De Groene Verte à Houthulst © Belga

Variant britannique à Houthulst : « En Asie du Sud-Est, on fermerait toute la commune »

Celine Bouckaert
Celine Bouckaert Journaliste - traductrice newsroom Roularta

À Houthulst, en Flandre-Occidentale, les deux tiers des résidents de la maison de repos De Groene Verte, soit 75 personnes, ont été contaminés par le variant britannique du coronavirus. Quelles mesures la commune prend-elle pour endiguer le variant, nettement plus contagieux que le virus  » classique  » ?

Le nombre de contaminations a crû rapidement dans la localité de Houthulst. Ce lundi, la commune affiche une incidence de 1207 (le nombre de cas cumulés pour 100.000 habitants sur 14 jours), tous variants de coronavirus confondus. Le variant britannique a également été détecté dans une institution pour personnes déficientes.

Par mesure de précaution, la commune de Houthulst a pris une série de mesures : elle interdit toutes les activités sociales. Seules les écoles, les services de garde d’enfants et les services médicaux restent ouverts pour l’instant. Les élèves et les enseignants seront soumis à un test rapide. S’il y a trop d’infections, les écoles pourraient fermer.

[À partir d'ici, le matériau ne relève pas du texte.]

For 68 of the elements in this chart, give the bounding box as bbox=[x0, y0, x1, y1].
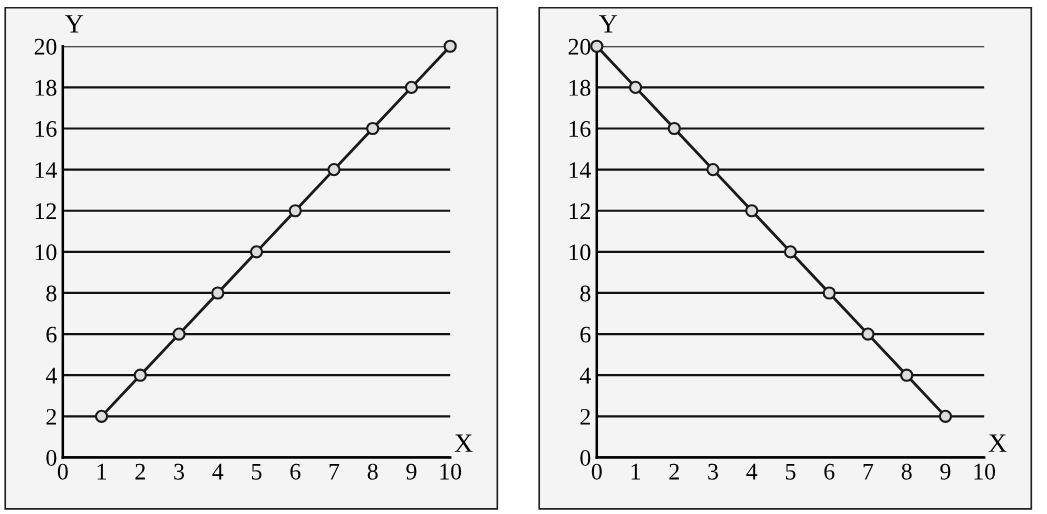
point bbox=[667, 121, 681, 136]
y-tick-label: 16 bbox=[35, 121, 57, 137]
y-tick-label: 20 bbox=[34, 38, 57, 55]
y-axis-title: Y bbox=[65, 15, 84, 33]
point bbox=[327, 163, 341, 177]
x-tick-label: 4 bbox=[746, 463, 758, 480]
x-tick-label: 4 bbox=[212, 463, 224, 480]
y-tick-label: 14 bbox=[569, 162, 591, 178]
point bbox=[900, 368, 914, 382]
y-tick-label: 4 bbox=[45, 367, 57, 384]
x-tick-label: 8 bbox=[901, 463, 912, 480]
point bbox=[783, 245, 798, 259]
point bbox=[404, 80, 419, 94]
point bbox=[628, 80, 643, 94]
y-tick-label: 20 bbox=[568, 38, 591, 55]
x-tick-label: 6 bbox=[290, 463, 301, 480]
y-tick-label: 10 bbox=[35, 244, 57, 261]
point bbox=[172, 327, 186, 341]
x-tick-label: 9 bbox=[406, 463, 417, 480]
y-tick-label: 8 bbox=[580, 285, 591, 302]
y-tick-label: 8 bbox=[46, 285, 57, 302]
x-tick-label: 0 bbox=[57, 463, 68, 480]
x-tick-label: 3 bbox=[174, 463, 185, 480]
point bbox=[249, 245, 264, 259]
point bbox=[706, 163, 720, 177]
x-tick-label: 3 bbox=[708, 463, 718, 480]
x-tick-label: 1 bbox=[97, 463, 107, 480]
y-tick-label: 12 bbox=[569, 203, 590, 219]
point bbox=[211, 286, 225, 300]
point bbox=[822, 286, 836, 300]
x-tick-label: 2 bbox=[135, 463, 145, 480]
point bbox=[94, 409, 109, 423]
x-tick-label: 2 bbox=[669, 463, 679, 480]
x-tick-label: 1 bbox=[631, 463, 641, 480]
y-tick-label: 10 bbox=[569, 244, 591, 261]
y-tick-label: 14 bbox=[35, 162, 57, 178]
x-tick-label: 10 bbox=[974, 463, 996, 480]
y-tick-label: 12 bbox=[35, 203, 56, 219]
y-tick-label: 16 bbox=[569, 121, 591, 137]
y-tick-label: 4 bbox=[579, 367, 591, 384]
y-tick-label: 0 bbox=[580, 449, 591, 466]
y-tick-label: 6 bbox=[46, 326, 57, 343]
x-tick-label: 8 bbox=[367, 463, 378, 480]
x-tick-label: 9 bbox=[940, 463, 951, 480]
x-tick-label: 6 bbox=[824, 463, 835, 480]
point bbox=[590, 39, 604, 53]
y-tick-label: 18 bbox=[569, 79, 591, 96]
point bbox=[745, 204, 759, 218]
x-tick-label: 5 bbox=[785, 463, 796, 480]
y-axis-title: Y bbox=[599, 15, 618, 33]
x-tick-label: 0 bbox=[591, 463, 602, 480]
y-tick-label: 6 bbox=[580, 326, 591, 343]
y-tick-label: 2 bbox=[580, 408, 590, 425]
point bbox=[288, 204, 302, 218]
x-axis-title: X bbox=[988, 434, 1007, 452]
y-tick-label: 2 bbox=[46, 408, 56, 425]
point bbox=[938, 409, 953, 423]
y-tick-label: 18 bbox=[35, 79, 57, 96]
x-tick-label: 10 bbox=[440, 463, 462, 480]
y-tick-label: 0 bbox=[46, 449, 57, 466]
x-tick-label: 7 bbox=[863, 463, 874, 480]
point bbox=[861, 327, 875, 341]
x-axis-title: X bbox=[454, 434, 473, 452]
x-tick-label: 7 bbox=[329, 463, 340, 480]
point bbox=[443, 39, 457, 53]
point bbox=[133, 368, 147, 382]
point bbox=[366, 121, 380, 136]
x-tick-label: 5 bbox=[251, 463, 262, 480]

Une quarantaine de dix jours

« L’origine de l’infection n’est pas encore connue, mais nous sommes occupés à tracer les contacts », a déclaré le bourgmestre Joris Hindryckx (CD&V). « Les personnes infectées devront être mises en quarantaine pendant dix jours au lieu des sept requis pour une infection ‘normale’. » Les contacts à haut risque liés au foyer dans la maison de repos devront également observer une quarantaine de dix jours. Tout comme les personnes infectées, elles doivent être testées le premier et le neuvième jour.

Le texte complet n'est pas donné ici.